Königinnendisziplin Kontinuität
Die Königin stirbt – hoch lebe der König. Die Englische Monarchie besteht zu einem großen Teil aus der Versinnbildlichung von Kontinuität. Nicht nur die ewig regierende verstorbene Königin Elisabeth II, sondern jahrtausendealte Traditionen rund um die Trauerzeit und ihre Bestattung geben einen Einblick, dass Menschen schon sehr früh erkennen konnten, wie wichtig Kontinuität für das eigene Leben ist.
Ging für viele von uns in der letzten Zeit trotz Krieg und Klimakatastrophe von der verstorbenen Königin das Gefühl einer stabilisierenden Kraft in der Welt aus, so wurde spätestens durch ihren Tod für viele die große personifizierte Kontinuität, die von ihr ausgestrahlt wurde und ausging, deutlich.
In den letzten Tagen wurden wir alle Zeugen sehr ritualisierter Abläufe. Diese helfen den Trauernden, sie geben einem Volk, einer Gemeinschaft die Kraft die Trauerzeit auf eine erträgliche Art und Weise zu bewältigen.
Legt man das um auf die Depression, so zeigt sich, wie wichtig ein geregelter Tagesablauf, eine Tagesstruktur, regelmäßige und wiederkehrende Abläufe gerade für einen bedrückten Menschen sind. Ein – vielleicht sogar vorgegebener – Tagesablauf mit festgelegten Zeiten und Aufgaben kann zu einer der Säulen in der psychiatrisch-psychotherapeutischen Betreuung depressiver Patienten werden.
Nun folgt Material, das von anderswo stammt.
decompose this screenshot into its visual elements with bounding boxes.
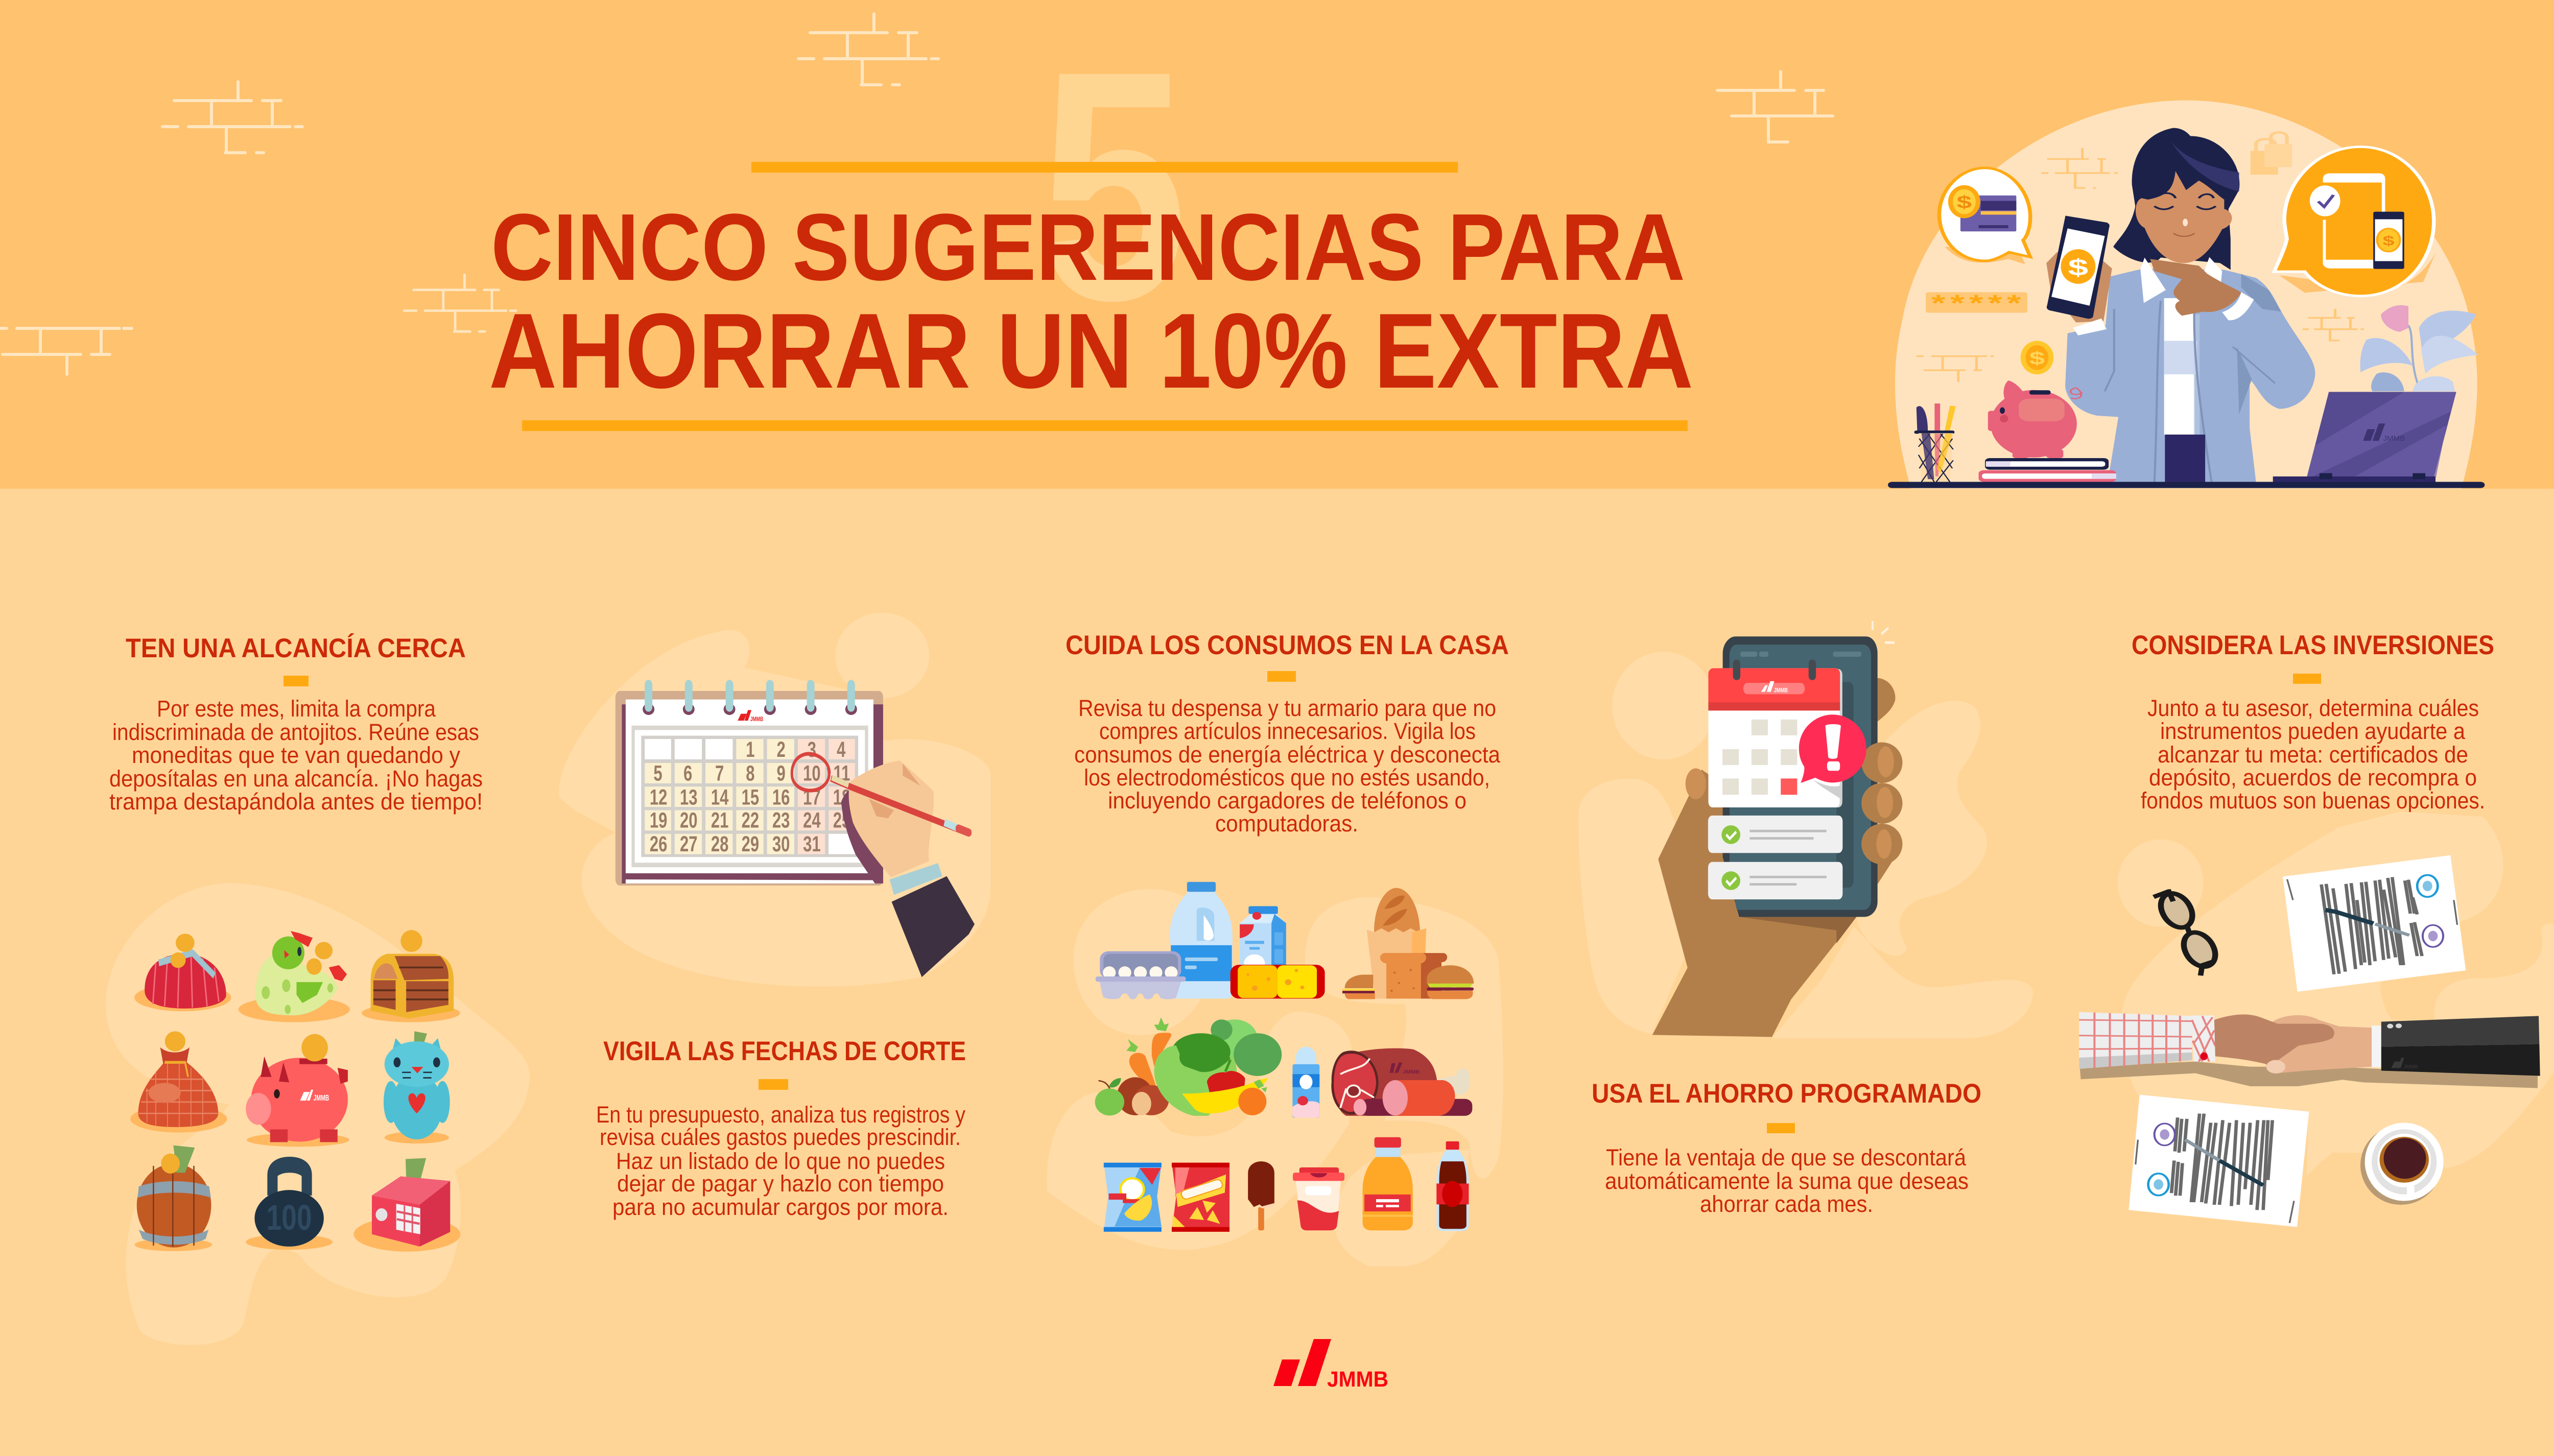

Kleine Alltagsrituale und deren regelmäßige Wiederholung sind essenzielle Bestandteile.
Auch wenn uns diese aktuell rund um die Uhr live sichtbaren Bekundungen von Kontinuität einer Regierungs- und Lebensform etwas befremdlich erscheinen, so dürfen wir uns dennoch für die eigene Lebensbewältigung bewusst werden, wie wichtig kontinuierliche Abläufe und vor allem auch Menschen sind, die uns Kontinuität vermitteln. Die verstorbene Königin Elisabeth II versinnbildlichte dies in einem hohen Maße.